The World AIDS Day Report 2022 was launched by Minister for Health Abdul Qadir Patel at a seminar. While addressing the audience, the minister said the government had allocated Rs 2,000 million (Rs2 billion) to tackle AIDS, TB and Malaria.
The government both at the national and provincial levels, despite competing priorities and fiscal limitations, and with the support of partners like UNAIDS, UNDP, WHO, UNFPA, UNICEF, and other stakeholders was striving to provide HIV prevention and treatment services through high impact community-based HIV prevention programme. “We are going to revise national and provincial AIDS Strategies, setting the plan of action in the light of global guidance,” he said.
Special Secretary Health, Ministry of National Health Services, Regulations and Coordination Mirza Nasir-ud-Din Mashhood Ahmad said there was a need to initiate national prevention revolution, that includes all available options to stop the transmission of HIV including protection commodities, immediate initiation of antiretroviral therapy and pre-exposure prophylaxis.
Specific populations and locations require additional tools such as harm reduction (needle–syringe and opioid substitution therapy programmes) for people who inject drugs.

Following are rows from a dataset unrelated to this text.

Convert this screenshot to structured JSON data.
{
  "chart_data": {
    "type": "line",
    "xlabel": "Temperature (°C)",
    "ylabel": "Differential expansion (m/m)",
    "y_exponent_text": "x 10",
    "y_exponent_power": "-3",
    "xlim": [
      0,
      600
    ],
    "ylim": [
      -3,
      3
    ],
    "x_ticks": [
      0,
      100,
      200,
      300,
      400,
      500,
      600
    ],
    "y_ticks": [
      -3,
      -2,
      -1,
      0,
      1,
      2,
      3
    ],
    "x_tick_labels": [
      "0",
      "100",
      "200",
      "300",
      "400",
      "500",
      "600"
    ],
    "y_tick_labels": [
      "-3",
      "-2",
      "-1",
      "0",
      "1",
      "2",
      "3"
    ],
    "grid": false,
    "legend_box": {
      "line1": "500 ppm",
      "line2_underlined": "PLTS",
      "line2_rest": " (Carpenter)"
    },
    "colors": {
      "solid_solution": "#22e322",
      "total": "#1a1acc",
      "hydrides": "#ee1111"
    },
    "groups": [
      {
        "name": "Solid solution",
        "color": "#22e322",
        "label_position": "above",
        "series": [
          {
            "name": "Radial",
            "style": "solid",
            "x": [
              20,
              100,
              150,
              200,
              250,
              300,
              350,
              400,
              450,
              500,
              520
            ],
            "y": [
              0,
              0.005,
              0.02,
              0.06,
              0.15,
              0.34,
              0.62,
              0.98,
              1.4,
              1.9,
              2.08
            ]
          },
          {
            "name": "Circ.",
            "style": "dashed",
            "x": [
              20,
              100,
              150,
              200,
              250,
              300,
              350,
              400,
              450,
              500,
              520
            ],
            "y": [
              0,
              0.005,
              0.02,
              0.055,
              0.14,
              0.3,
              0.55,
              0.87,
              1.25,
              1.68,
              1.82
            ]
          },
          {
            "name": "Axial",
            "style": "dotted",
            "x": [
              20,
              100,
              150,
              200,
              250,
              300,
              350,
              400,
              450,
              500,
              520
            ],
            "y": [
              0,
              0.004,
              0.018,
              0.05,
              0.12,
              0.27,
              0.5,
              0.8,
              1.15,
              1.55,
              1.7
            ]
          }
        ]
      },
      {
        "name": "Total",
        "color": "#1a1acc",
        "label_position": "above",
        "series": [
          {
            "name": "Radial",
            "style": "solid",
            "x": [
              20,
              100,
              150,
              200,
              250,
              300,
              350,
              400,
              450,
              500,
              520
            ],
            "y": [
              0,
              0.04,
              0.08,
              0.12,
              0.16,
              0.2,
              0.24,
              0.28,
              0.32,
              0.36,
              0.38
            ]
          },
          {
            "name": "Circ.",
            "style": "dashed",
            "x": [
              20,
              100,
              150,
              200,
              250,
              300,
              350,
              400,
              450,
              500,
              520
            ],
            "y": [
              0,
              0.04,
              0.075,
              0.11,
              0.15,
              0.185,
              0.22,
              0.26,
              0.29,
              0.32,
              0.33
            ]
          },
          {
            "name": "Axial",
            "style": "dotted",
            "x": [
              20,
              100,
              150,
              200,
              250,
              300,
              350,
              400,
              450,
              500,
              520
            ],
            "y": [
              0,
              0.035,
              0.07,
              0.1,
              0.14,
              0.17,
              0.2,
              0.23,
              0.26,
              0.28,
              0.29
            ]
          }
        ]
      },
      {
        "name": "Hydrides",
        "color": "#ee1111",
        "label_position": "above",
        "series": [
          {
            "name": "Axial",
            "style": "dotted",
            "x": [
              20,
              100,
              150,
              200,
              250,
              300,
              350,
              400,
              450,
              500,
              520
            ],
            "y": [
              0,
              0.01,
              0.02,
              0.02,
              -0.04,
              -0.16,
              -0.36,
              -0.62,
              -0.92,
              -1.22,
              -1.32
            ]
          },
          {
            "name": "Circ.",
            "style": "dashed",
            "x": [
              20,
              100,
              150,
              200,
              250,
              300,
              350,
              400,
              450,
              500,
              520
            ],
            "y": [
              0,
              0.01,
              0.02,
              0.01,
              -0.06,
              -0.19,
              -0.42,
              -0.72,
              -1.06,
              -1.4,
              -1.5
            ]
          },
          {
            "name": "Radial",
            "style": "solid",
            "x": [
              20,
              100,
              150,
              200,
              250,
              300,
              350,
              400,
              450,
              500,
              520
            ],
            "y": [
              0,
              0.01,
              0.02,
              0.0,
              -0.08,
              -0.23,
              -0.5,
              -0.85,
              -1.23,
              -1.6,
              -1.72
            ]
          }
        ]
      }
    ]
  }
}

Federal Joint Secretary & National Coordination for Coordination Management Unit, AIDS, TB and Malaria, Mustafa Jamal Kazi, while presenting the HIV response in the country highlighted the government’s commitment to prevent lives from HIV infections, while significantly strengthening health systems to deliver people-centered services to those most in need.
This year, the Government of Pakistan reaffirms its support to overcome challenges pertaining to strengthening of HIV response, but also on the road ahead to achieving the Sustainable Development Goal target of ending AIDS as a public health threat by 2030.

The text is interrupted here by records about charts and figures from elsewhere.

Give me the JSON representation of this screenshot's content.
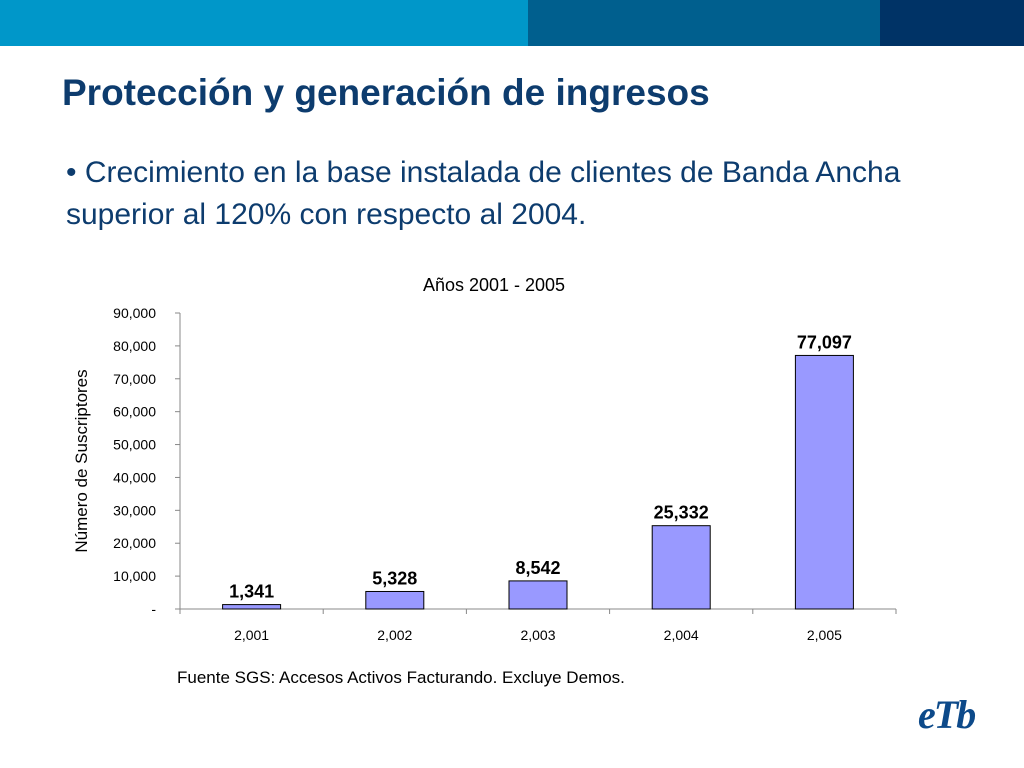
{
  "colors": {
    "bar_left": "#0097c9",
    "bar_mid": "#005f8e",
    "bar_right": "#003366",
    "title": "#0d3c6e",
    "bullet": "#0d3c6e",
    "bar_fill": "#9999ff",
    "bar_stroke": "#000000",
    "logo": "#0d4a8a"
  },
  "slide": {
    "title": "Protección y generación de ingresos",
    "bullet": "• Crecimiento en la base instalada de clientes de Banda Ancha superior al 120% con respecto al 2004.",
    "source": "Fuente SGS: Accesos Activos Facturando. Excluye Demos."
  },
  "logo": {
    "icon": "etb-logo-icon",
    "text": "eTb"
  },
  "chart_data": {
    "type": "bar",
    "title": "Años 2001 - 2005",
    "xlabel": "",
    "ylabel": "Número de Suscriptores",
    "categories": [
      "2,001",
      "2,002",
      "2,003",
      "2,004",
      "2,005"
    ],
    "values": [
      1341,
      5328,
      8542,
      25332,
      77097
    ],
    "data_labels": [
      "1,341",
      "5,328",
      "8,542",
      "25,332",
      "77,097"
    ],
    "ylim": [
      0,
      90000
    ],
    "yticks": [
      0,
      10000,
      20000,
      30000,
      40000,
      50000,
      60000,
      70000,
      80000,
      90000
    ],
    "ytick_labels": [
      "-",
      "10,000",
      "20,000",
      "30,000",
      "40,000",
      "50,000",
      "60,000",
      "70,000",
      "80,000",
      "90,000"
    ],
    "grid": false,
    "legend": "none"
  }
}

Yuki Takemoto, UNAIDS Country Director took an opportunity to thank Federal Minister, Federal Secretary and Joint Secretary stating that “The Global AIDS Strategy, 2021–2026 provides a clear, evidence-informed blueprint for getting the AIDS response on track. No miraculous silver bullet is needed, using the tools already at its disposal, the Government of Pakistan, together with communities and partners simply needs to translate its commitments into concrete results for people. And this can only happen when people living with HIV and key populations are provided with a platform to amplify their voices. UNAIDS supports the Government of Pakistan to translate its political commitment in strengthening HIV response in the country.
Aliona Niculita, Deputy Resident Representative UNDP Pakistan, emphasized the agency’s commitment to address economic, social, cultural and legal inequalities to contribute towards ending the AIDS epidemic in collaboratively working towards building resilient health systems to enable equitable and efficient access to services embedded with utmost dignity and respect for communities.
Ambassador Henrik Persson of Sweden extended his full support. He said as an ambassador I want to reiterate that the time to act is now, let’s spell a new beginning to reflect on our gains and failures of yesterday to seize the countless possibilities of tomorrow for making Pakistan HIV free.